Blowback received generally positive reviews from critics, although many of Tricky's longtime fans disliked it. According to Encyclopedia of Popular Music writer Colin Larkin, it was hailed as Tricky's best record since his 1995 debut Maxinquaye, while PopMatters critic Jeffrey Thiessen later called it "a great pop album nobody liked". Simon Price regarded Blowback as Tricky's best album since 1996's Pre-Millennium Tension and "his most accessible since Maxinquaye." He wrote in his review for The Independent at the time that the artist's move to New York "away from the petty politics of the music business" had resulted in "a dark, dense album of future-funk and deep dub". In The New York Times, Neil Strauss called it a radical departure from previous Tricky records, "direct and upfront, the poppiest production Tricky has ever mustered". The Indianapolis Star described it as Tricky's attempt to "prove there's at least one more rap-rock album that's worth a listen". Writing for The Guardian, Dave Simpson was surprised by how "deliriously uplifting, even humorous", the music was, while encompassing "everything from rap-metal (of which there's lots...) to ragga, US power-pop, granite beats, supernatural ambience and even New Romantic. At the same time, it is uniquely, inimitably Tricky."

Some reviewers were more critical. The Wire said while "some of it is just odd enough to work", the album's fusion of hip-hop, electro, dancehall, and, "most problematically, stadium alt.rock" proved to be an intriguing but frustrating listen. NME magazine's Sarah Dempster was disappointed in Tricky's choice of guest artists, who she felt came off as "market-friendly gimmicks, novelties that will afford his selective ramblings a wider audience". While viewing it as further evidence of Tricky's evolution from trip hop toward becoming "some sort of rap-pop revolutionary", Pitchforks Brent DiCrescenzo found much of the music "horrible" and plagued by the musician's poor lapses in creative judgment, particularly his duets with Anthony Kiedis and Ed Kowalczyk.

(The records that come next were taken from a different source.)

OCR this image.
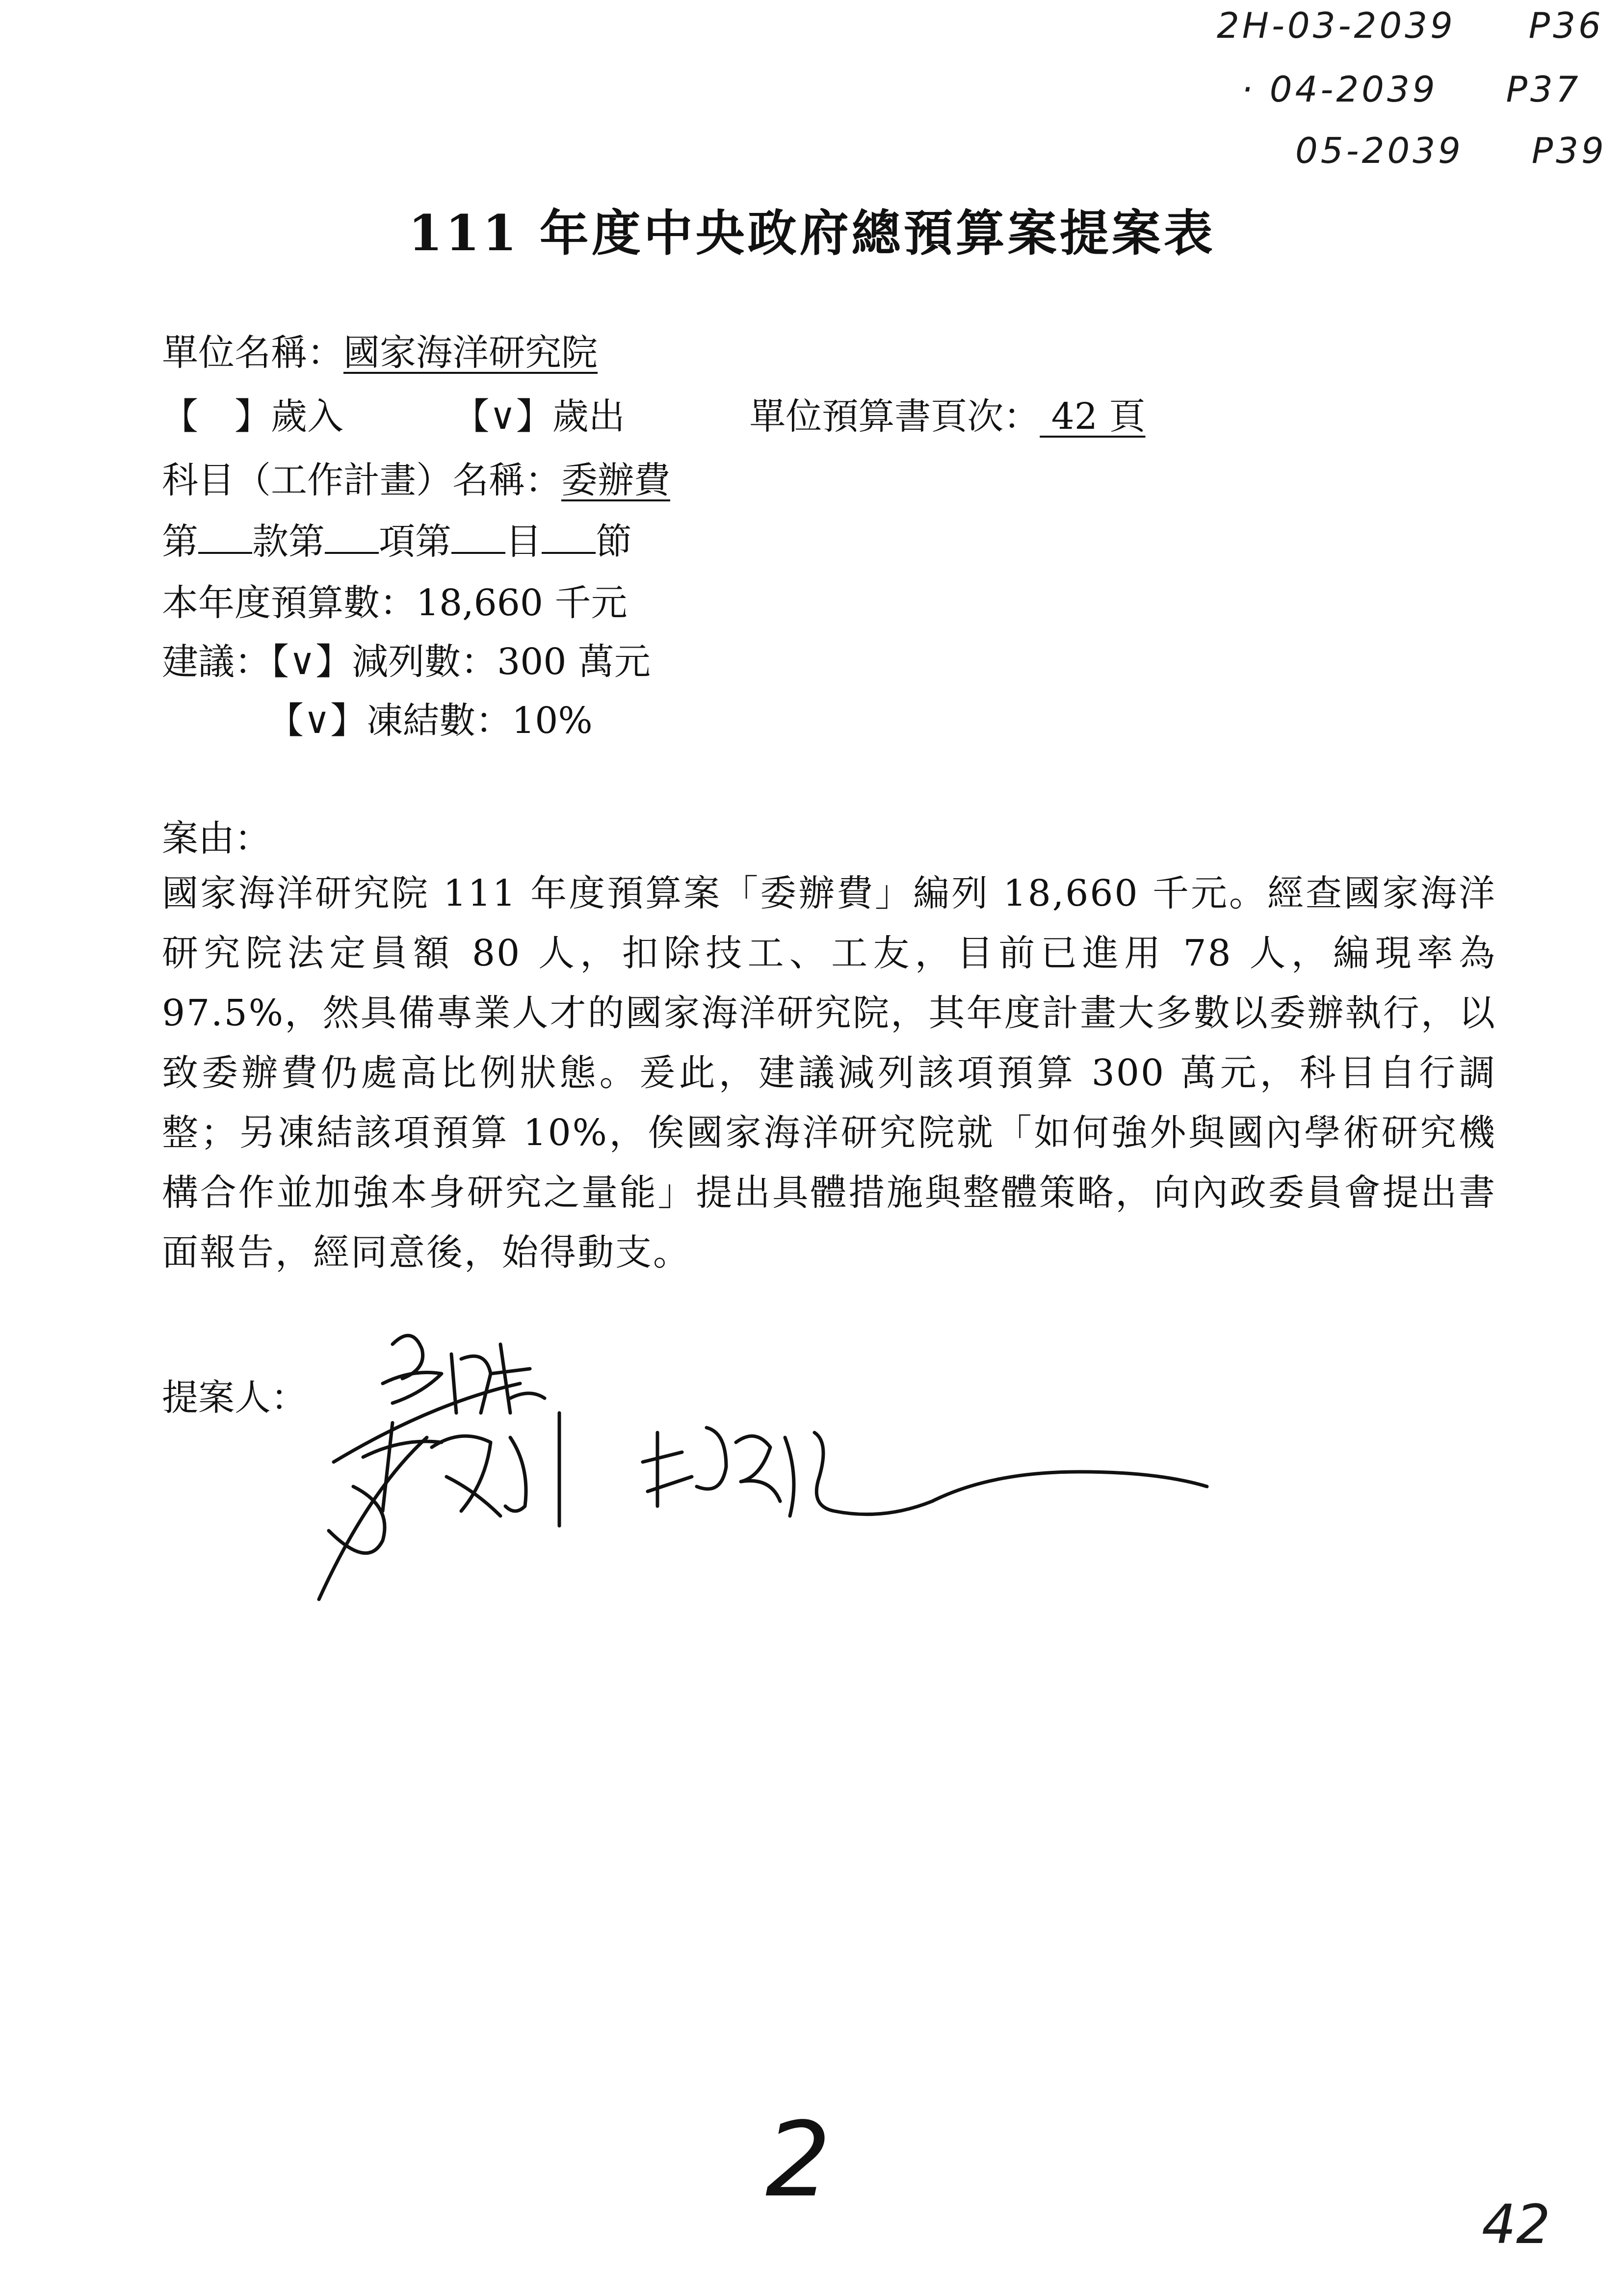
2H-03-2039 P36
· 04-2039 P37
05-2039 P39
111 年度中央政府總預算案提案表
單位名稱：國家海洋研究院
【　】歲入	【∨】歲出	單位預算書頁次： 42 頁
科目（工作計畫）名稱：委辦費
第 款第 項第 目 節
本年度預算數：18,660 千元
建議：【∨】減列數：300 萬元
【∨】凍結數：10%
案由：
國家海洋研究院 111 年度預算案「委辦費」編列 18,660 千元。經查國家海洋研究院法定員額 80 人，扣除技工、工友，目前已進用 78 人，編現率為 97.5%，然具備專業人才的國家海洋研究院，其年度計畫大多數以委辦執行，以致委辦費仍處高比例狀態。爰此，建議減列該項預算 300 萬元，科目自行調整；另凍結該項預算 10%，俟國家海洋研究院就「如何強外與國內學術研究機構合作並加強本身研究之量能」提出具體措施與整體策略，向內政委員會提出書面報告，經同意後，始得動支。
提案人：
2
42
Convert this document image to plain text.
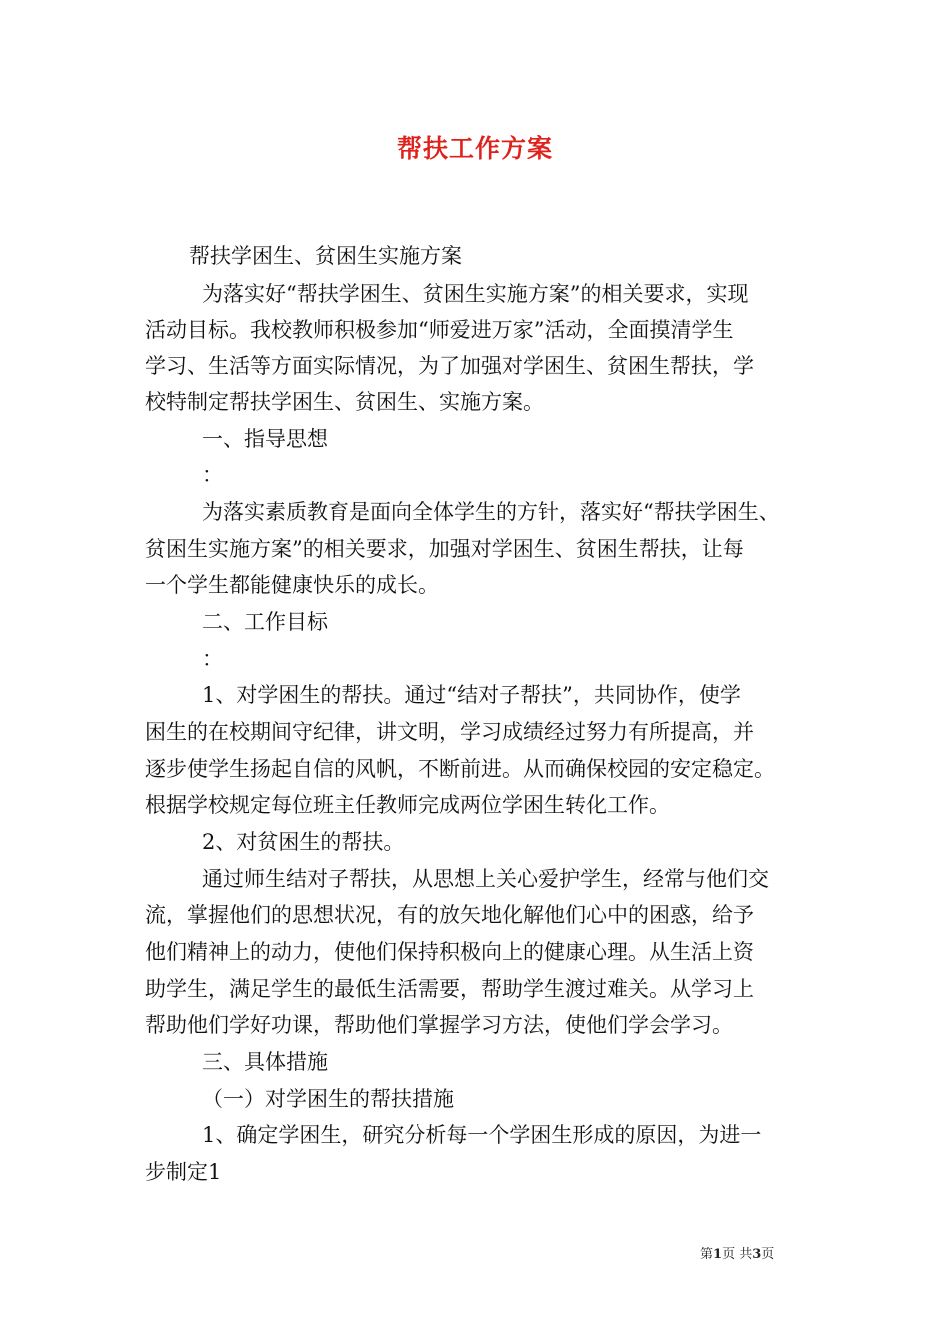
帮扶工作方案
帮扶学困生、贫困生实施方案
为落实好“帮扶学困生、贫困生实施方案”的相关要求，实现
活动目标。我校教师积极参加“师爱进万家”活动，全面摸清学生
学习、生活等方面实际情况，为了加强对学困生、贫困生帮扶，学
校特制定帮扶学困生、贫困生、实施方案。
一、指导思想
：
为落实素质教育是面向全体学生的方针，落实好“帮扶学困生、
贫困生实施方案”的相关要求，加强对学困生、贫困生帮扶，让每
一个学生都能健康快乐的成长。
二、工作目标
：
1、对学困生的帮扶。通过“结对子帮扶”，共同协作，使学
困生的在校期间守纪律，讲文明，学习成绩经过努力有所提高，并
逐步使学生扬起自信的风帆，不断前进。从而确保校园的安定稳定。
根据学校规定每位班主任教师完成两位学困生转化工作。
2、对贫困生的帮扶。
通过师生结对子帮扶，从思想上关心爱护学生，经常与他们交
流，掌握他们的思想状况，有的放矢地化解他们心中的困惑，给予
他们精神上的动力，使他们保持积极向上的健康心理。从生活上资
助学生，满足学生的最低生活需要，帮助学生渡过难关。从学习上
帮助他们学好功课，帮助他们掌握学习方法，使他们学会学习。
三、具体措施
（一）对学困生的帮扶措施
1、确定学困生，研究分析每一个学困生形成的原因，为进一
步制定1
第1页 共3页
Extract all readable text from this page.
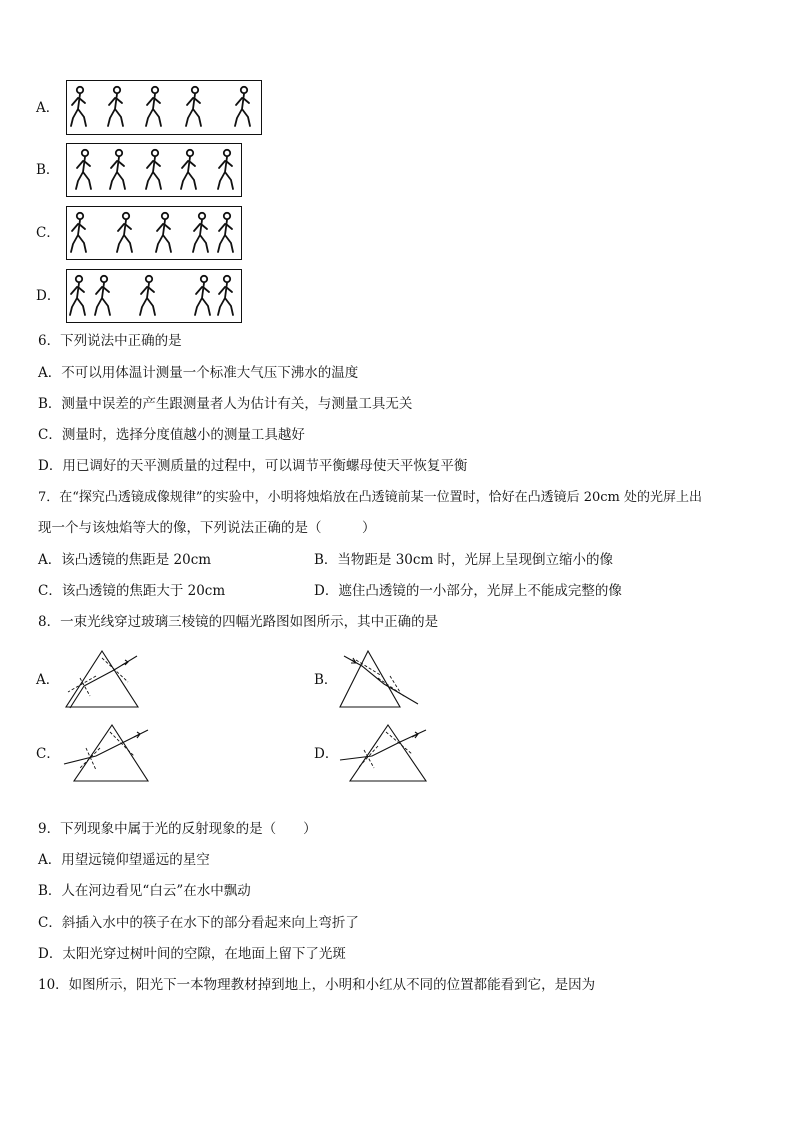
A．
B．
C．
D．
6．下列说法中正确的是
A．不可以用体温计测量一个标准大气压下沸水的温度
B．测量中误差的产生跟测量者人为估计有关，与测量工具无关
C．测量时，选择分度值越小的测量工具越好
D．用已调好的天平测质量的过程中，可以调节平衡螺母使天平恢复平衡
7．在“探究凸透镜成像规律”的实验中，小明将烛焰放在凸透镜前某一位置时，恰好在凸透镜后 20cm 处的光屏上出
现一个与该烛焰等大的像，下列说法正确的是（　　　）
A．该凸透镜的焦距是 20cm	B．当物距是 30cm 时，光屏上呈现倒立缩小的像
C．该凸透镜的焦距大于 20cm	D．遮住凸透镜的一小部分，光屏上不能成完整的像
8．一束光线穿过玻璃三棱镜的四幅光路图如图所示，其中正确的是
A．	B．
C．	D．
9．下列现象中属于光的反射现象的是（　　）
A．用望远镜仰望遥远的星空
B．人在河边看见“白云”在水中飘动
C．斜插入水中的筷子在水下的部分看起来向上弯折了
D．太阳光穿过树叶间的空隙，在地面上留下了光斑
10．如图所示，阳光下一本物理教材掉到地上，小明和小红从不同的位置都能看到它，是因为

Blowback was named the fourth best album of 2001 by Village Voice critic Robert Christgau. In retrospect, he viewed it as Tricky's most "songful" release, one that was "criminally neglected" by listeners. Bill Friskics-Warren later said Blowback was "an album of funk-rock by way of dancehall reggae" that relied on mainstream-rock guest performers but did not "forego incisiveness for accessibility, resistance for appeasement".

Professional ratings
Aggregate scores
| Source | Rating |
| Metacritic | 65/100 |
Review scores
| Source | Rating |
| AllMusic | Star |
| Encyclopedia of Popular Music | Star |
| Entertainment Weekly | B+ |
| The Guardian | Star |
| NME | 6/10 |
| Pitchfork | 3.1/10 |
| Q | Star |
| Rolling Stone | Star Half star |
| Spin | 5/10 |
| The Village Voice | A |

==Track listing==
1. "Excess" – 4:43 (with Alanis Morissette)
2. "Evolution Revolution Love" (with Ed Kowalczyk and Garrison Hawk) – 4:09
3. "Over Me" – 2:57
4. "Girls" – 4:21 (with Anthony Kiedis)
5. "You Don't Wanna" – 5:25
6. "#1 Da Woman" – 2:40 (with John Frusciante)
7. "Your Name" – 3:35
8. "Diss Never (Dig Up We History)" – 2:50
9. "Bury the Evidence" – 4:51
10. "Something in the Way" – 3:24 (Nirvana cover)
11. "Five Days" – 4:19 (with Cyndi Lauper)
12. "Give It to 'Em" – 3:04
13. "A Song for Yukiko" – 4:10

== Charts ==
=== Weekly charts ===

| Chart (2001) | Peak position |
|---|---|
| Australian Albums (ARIA) | 28 |
| Austrian Albums (Ö3 Austria) | 5 |
| Belgian Albums (Ultratop Flanders) | 27 |
| Belgian Albums (Ultratop Wallonia) | 29 |
| Dutch Albums (Album Top 100) | 43 |
| Finnish Albums (Suomen virallinen lista) | 29 |
| French Albums (SNEP) | 16 |
| German Albums (Offizielle Top 100) | 48 |
| Italian Albums (FIMI) | 21 |
| New Zealand Albums (RMNZ) | 22 |
| Norwegian Albums (VG-lista) | 29 |
| Swiss Albums (Schweizer Hitparade) | 33 |
| UK Albums (OCC) | 34 |
| US Billboard 200 | 138 |

=== Year-end charts ===

| Chart (2002) | Position |
|---|---|
| French Albums (SNEP) | 148 |

== Sales ==
As of September 2003 it has sold 95,000 copies in United States according to Nielsen SoundScan.